2 - Stay with using strings for a while, but rather rely on the index of each element of the initial array. Here is what I mean:

{this.props.availableCoupon
 .filter(
    item =>
       `${item}`
       .toUpperCase()
       .indexOf(this.props.searchTerm.toUpperCase()) >= 0
 )
 .map((item, index) => {
    return (
        let ind = this.props.availableCoupon.indexOf(item);
        <Col key={index} className="mt-3" md="2" lg="2" sm="3" xs="4">
           <Card onClick={() => this.props.changed(ind)}>
              <CardBody>
                 <CardTitle>{item}</CardTitle>
              </CardBody>
            </Card>
         </Col>
     );
 })}

The second one is a realy quick fix but in real world you usually do not do that. And you probably won't need that as long as in real world we have stable id of each object and with it.

Upvotes: 1

kingdaro
kingdaro

Reputation: 12018

As you can see, using the index of the array as a key for each item is unreliable, since the item's key will change whenever its position in the array changes, therefore making the key pretty much useless.
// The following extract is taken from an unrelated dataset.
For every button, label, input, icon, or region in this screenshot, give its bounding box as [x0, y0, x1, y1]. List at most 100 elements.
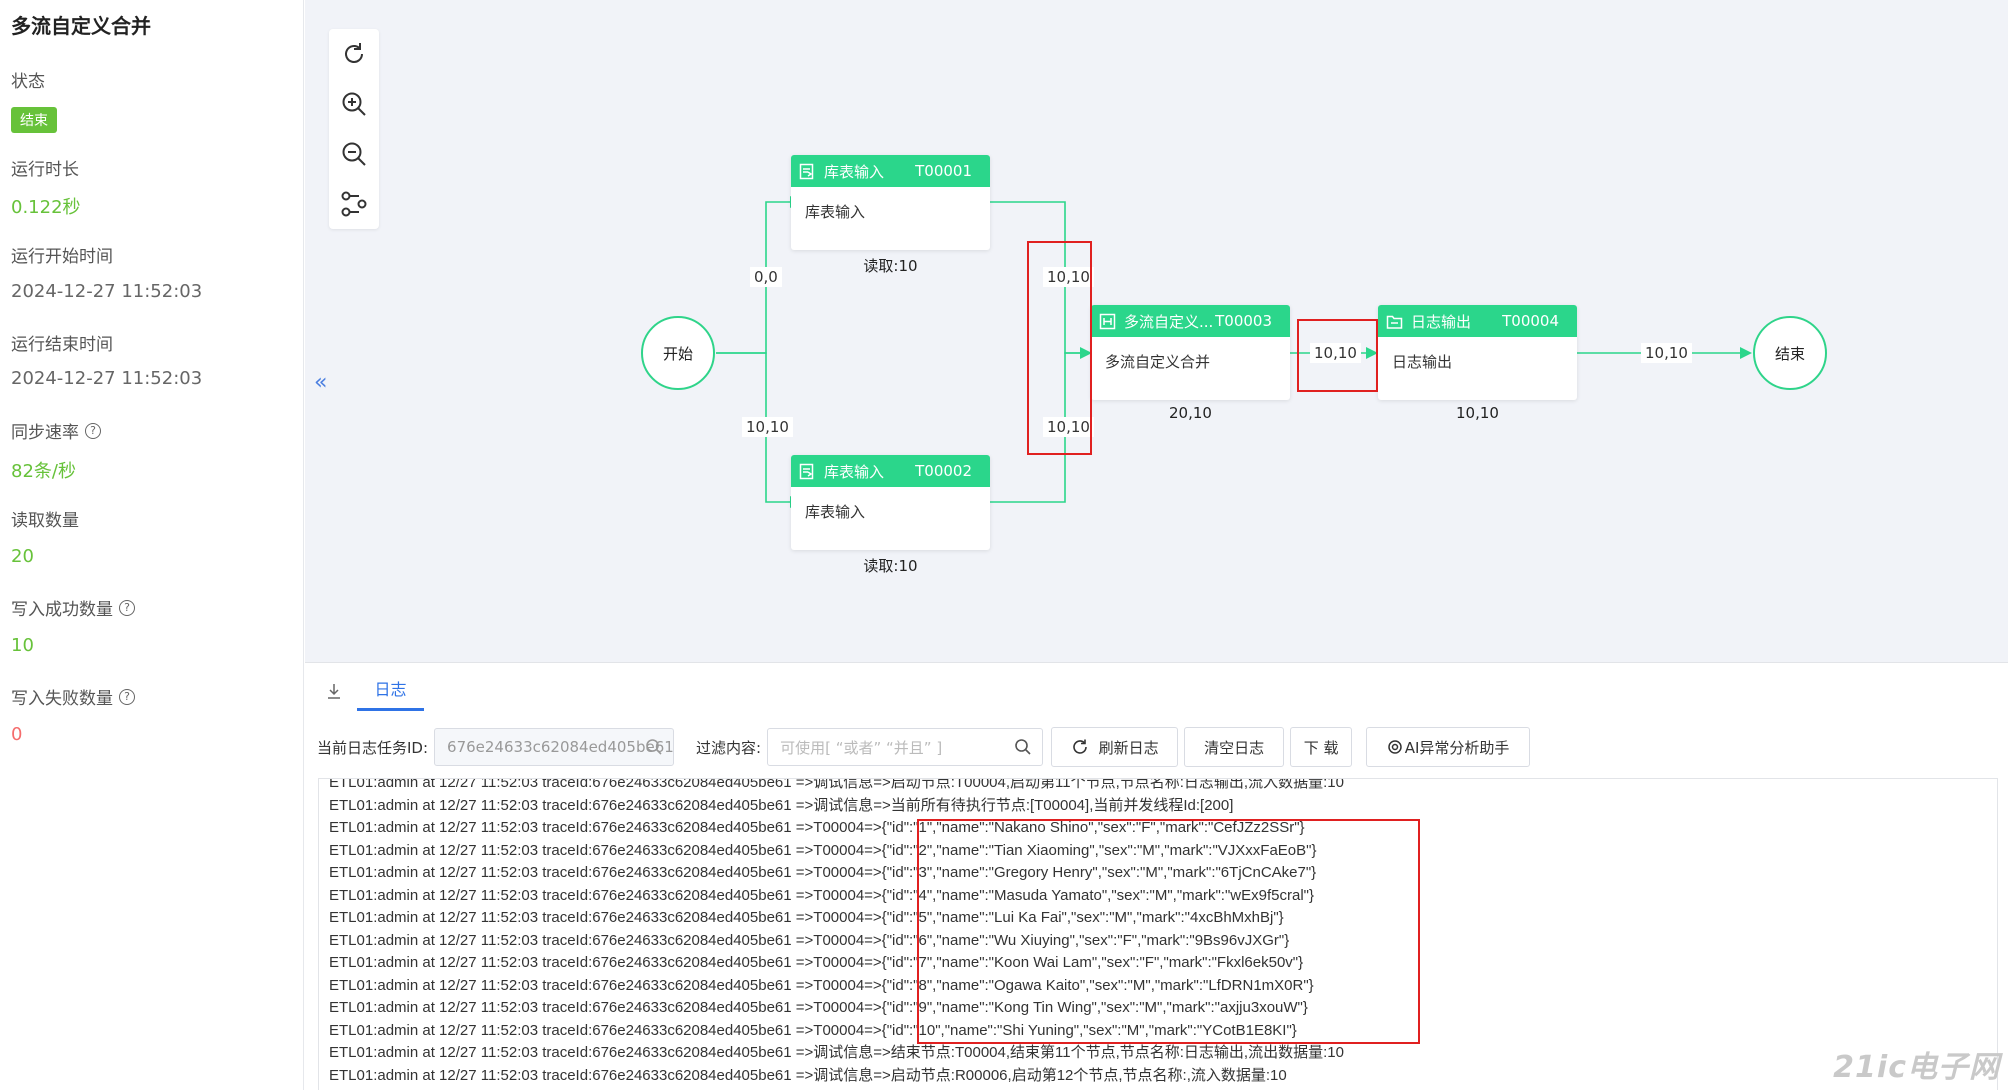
refresh-log-label: 刷新日志: [1098, 738, 1159, 757]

What you should do instead is make it so that your items are objects with unique IDs associated with each one, so that the ID of each item will always match with the item you're working with. Wherever you're using index, use item.id instead.

availableCoupon: [
  {name: 'Coupon A', id: 0},
  {name: 'Coupon B', id: 1},
  {name: 'Coupon C', id: 2},
  {name: 'Coupon D', id: 3},
],
nonAvalailable: [
  {name: 'filter0', id: 4},
  {name: 'filter1', id: 5},
  {name: 'filter2', id: 6},
  {name: 'filter3', id: 7},
],

Make sure to update the rest of your code accordingly, e.g. by doing <Col key={item.id}>, filtering by item.name instead of item, and so on.